6.29.2010

Robert Rauschenberg, Erased De Kooning Drawing (1953)





Robert Rauschenberg, Erased De Kooning Drawing (1953). Traces of ink and crayon on paper, mat, label, and gilded frame with mount and hand-lettered ink by Jasper Johns on frame, 64.14 x 55.25. San Francisco Museum of Modern Art, California.


"The simultaneous unmaking of one work and the creation of another" - Robert Rauschenberg

I have been waiting a long time to write about this work because it is one of my favorites, but I could not figure out a way to adequately explain the history of the work and how it came to be while still giving the sense of its creation. However, I just found this clip on YouTube (above) of Rauschenberg explaining the work himself! I hope you will watch the clip to understand the work while I give blog today only about how the work effects me and why I have loved it for so long.

Rauschenberg has been a favorite of mine for a long time but it was only recently when I have come to understand more about art and the progression of the modern movements that his true importance and brilliance has become evident. Here, while the works drew me in, the artist's own progression is what kept me interested. Rauschenberg, working in New York, challenged viewers to interact with his works in a way that the Abstract Expressionists did not. By creating collages that used everyday material to creating monochrome white paintings that made the viewer's shadow the art work, his work is an experience that is on par with his frequent collaborator John Cage's music. A wonderful quote by Cage, when remarking on the praise his silent composition was eliciting, is:

"To Whom It May Concern:
The white paintings came first;
my silent piece came later."

Rauschenberg was interested in the creation and collaboration of art that could move and challenge an audience in its inception and completion. The erased de Kooning Drawing is an example of how he needed always to look outside what was being done at the time and use a new approach to evoke the feelings he felt needed to be expressed. As with other artists of the time his sometimes audacious tactics did not always please the general public or art world critics, but the work's continuing fame and importance proves just how necessary this idea was to the movements and the generational feeling in New York during the 1950's. The concept of this work and the idea of iconoclasm (the destruction of images) are often debated and discussed but as Rauschenberg explains, he did not need to destory de Kooning's art, but rather he wanted to make art out of art. By erasing a piece that would have been considered high art he was attempting to show how subtraction could also create something as important or expressive.

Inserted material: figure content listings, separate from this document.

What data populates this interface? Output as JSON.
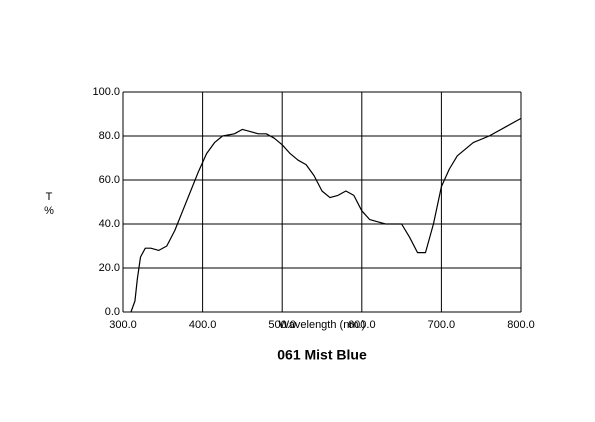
{
  "chart_data": {
    "type": "line",
    "title": "061 Mist Blue",
    "xlabel": "Wavelength (nm.)",
    "ylabel": [
      "T",
      "%"
    ],
    "x": [
      310,
      315,
      318,
      322,
      328,
      335,
      345,
      355,
      365,
      375,
      385,
      395,
      405,
      415,
      425,
      440,
      450,
      460,
      470,
      480,
      490,
      500,
      510,
      520,
      530,
      540,
      550,
      560,
      570,
      580,
      590,
      600,
      610,
      620,
      630,
      640,
      650,
      660,
      670,
      680,
      690,
      700,
      710,
      720,
      740,
      760,
      780,
      800
    ],
    "values": [
      0,
      5,
      15,
      25,
      29,
      29,
      28,
      30,
      37,
      46,
      55,
      64,
      72,
      77,
      80,
      81,
      83,
      82,
      81,
      81,
      79,
      76,
      72,
      69,
      67,
      62,
      55,
      52,
      53,
      55,
      53,
      46,
      42,
      41,
      40,
      40,
      40,
      34,
      27,
      27,
      40,
      57,
      65,
      71,
      77,
      80,
      84,
      88
    ],
    "color": "#000000",
    "xlim": [
      300,
      800
    ],
    "ylim": [
      0,
      100
    ],
    "xticks": [
      {
        "value": 300,
        "label": "300.0"
      },
      {
        "value": 400,
        "label": "400.0"
      },
      {
        "value": 500,
        "label": "500.0"
      },
      {
        "value": 600,
        "label": "600.0"
      },
      {
        "value": 700,
        "label": "700.0"
      },
      {
        "value": 800,
        "label": "800.0"
      }
    ],
    "yticks": [
      {
        "value": 0,
        "label": "0.0"
      },
      {
        "value": 20,
        "label": "20.0"
      },
      {
        "value": 40,
        "label": "40.0"
      },
      {
        "value": 60,
        "label": "60.0"
      },
      {
        "value": 80,
        "label": "80.0"
      },
      {
        "value": 100,
        "label": "100.0"
      }
    ],
    "grid": true
  }
}
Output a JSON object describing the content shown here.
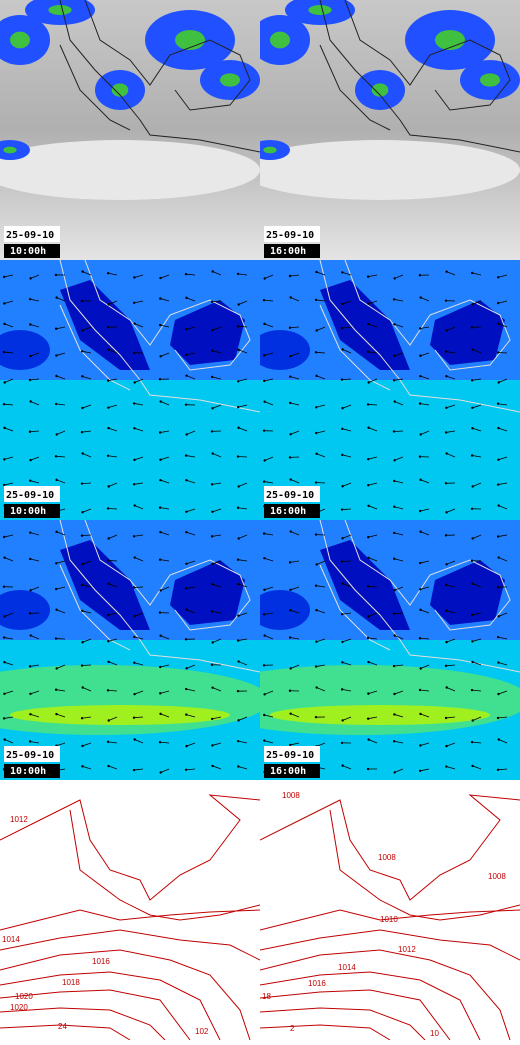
{
  "panels": [
    {
      "date": "25-09-10",
      "time": "10:00h"
    },
    {
      "date": "25-09-10",
      "time": "16:00h"
    },
    {
      "date": "25-09-10",
      "time": "10:00h"
    },
    {
      "date": "25-09-10",
      "time": "16:00h"
    },
    {
      "date": "25-09-10",
      "time": "10:00h"
    },
    {
      "date": "25-09-10",
      "time": "16:00h"
    }
  ],
  "isobars": {
    "left": [
      "1012",
      "1014",
      "1016",
      "1018",
      "1020",
      "1020",
      "24",
      "102"
    ],
    "right": [
      "1008",
      "1008",
      "1008",
      "1010",
      "1012",
      "1014",
      "1016",
      "18",
      "2",
      "10"
    ]
  }
}
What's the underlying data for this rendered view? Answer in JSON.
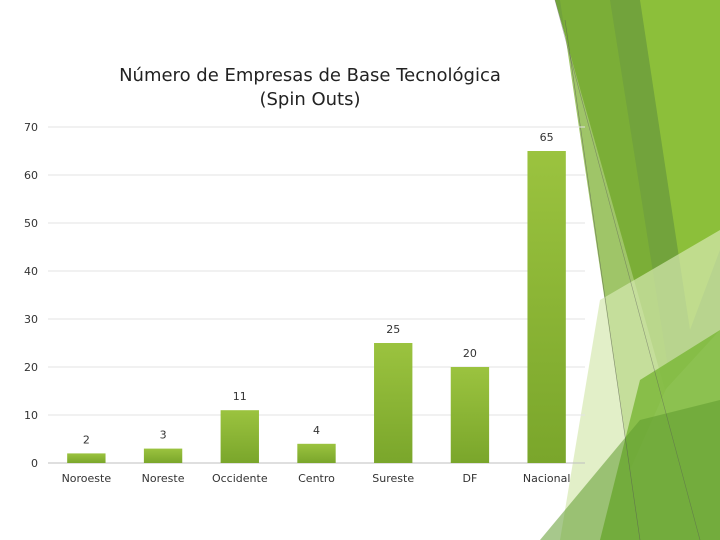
{
  "slide": {
    "accent_colors": [
      "#9bc33f",
      "#6fa12a",
      "#5a8f2a",
      "#c9df9a"
    ]
  },
  "chart_data": {
    "type": "bar",
    "title_line1": "Número de Empresas de Base Tecnológica",
    "title_line2": "(Spin Outs)",
    "categories": [
      "Noroeste",
      "Noreste",
      "Occidente",
      "Centro",
      "Sureste",
      "DF",
      "Nacional"
    ],
    "values": [
      2,
      3,
      11,
      4,
      25,
      20,
      65
    ],
    "data_labels": [
      "2",
      "3",
      "11",
      "4",
      "25",
      "20",
      "65"
    ],
    "ylim": [
      0,
      70
    ],
    "yticks": [
      "0",
      "10",
      "20",
      "30",
      "40",
      "50",
      "60",
      "70"
    ],
    "grid": true,
    "legend": "none",
    "bar_color_top": "#9bc33f",
    "bar_color_bottom": "#7aa62b"
  }
}
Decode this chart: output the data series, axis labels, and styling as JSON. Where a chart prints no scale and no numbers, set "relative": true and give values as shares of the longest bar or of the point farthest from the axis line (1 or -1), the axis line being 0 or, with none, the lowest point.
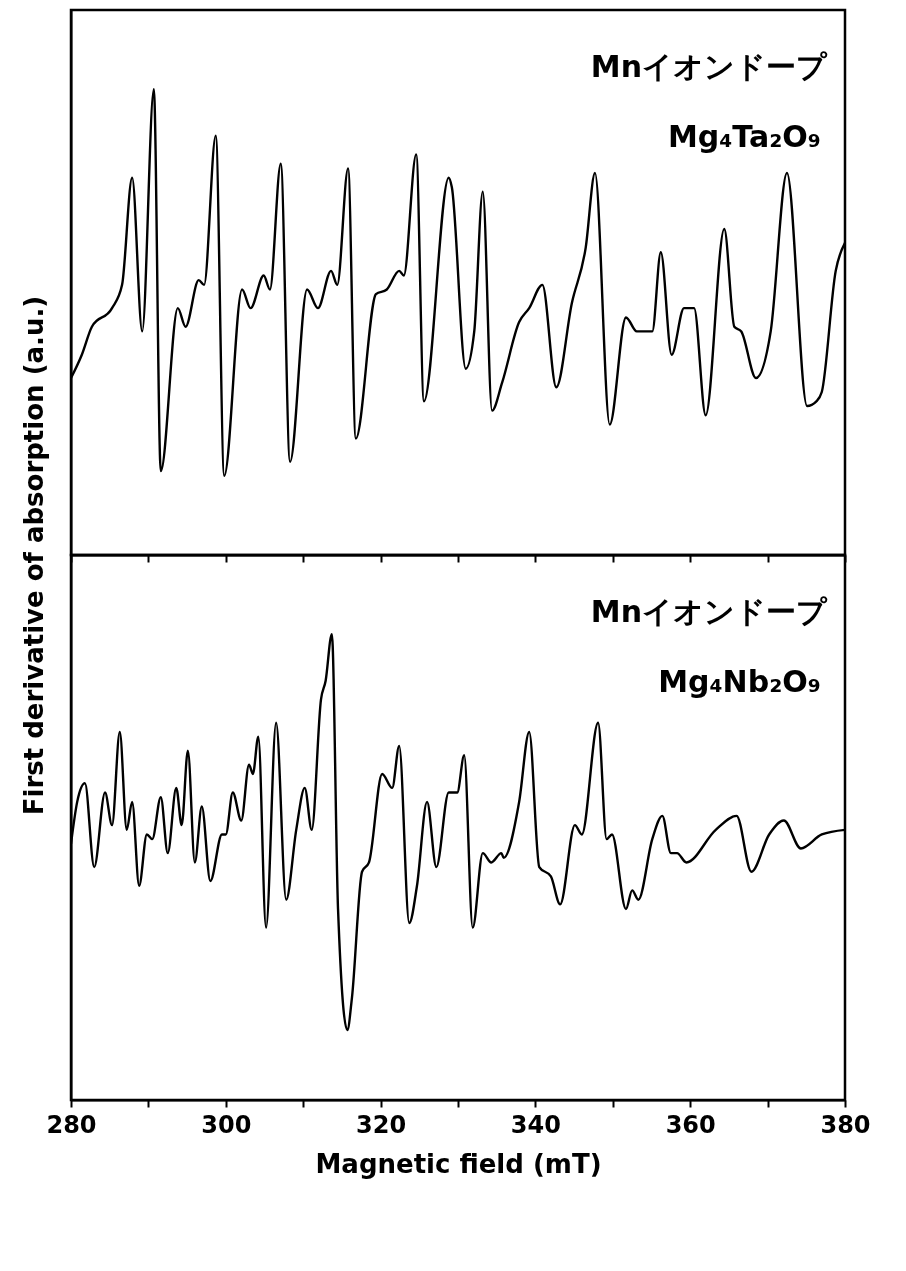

I hope you have listened to Rauschenberg's own words on the subject because it is his interpretation and the story of its inception that makes this work so absolutely fantastic.

Here is also a wonderful interactive site from the SFMoMA about the work and it will give you all the details and another video of Rauschenberg speaking about it.

1 comment:

  1. Ahh, I love this piece and your blog does it great justice in adequately analysing it. Thank you!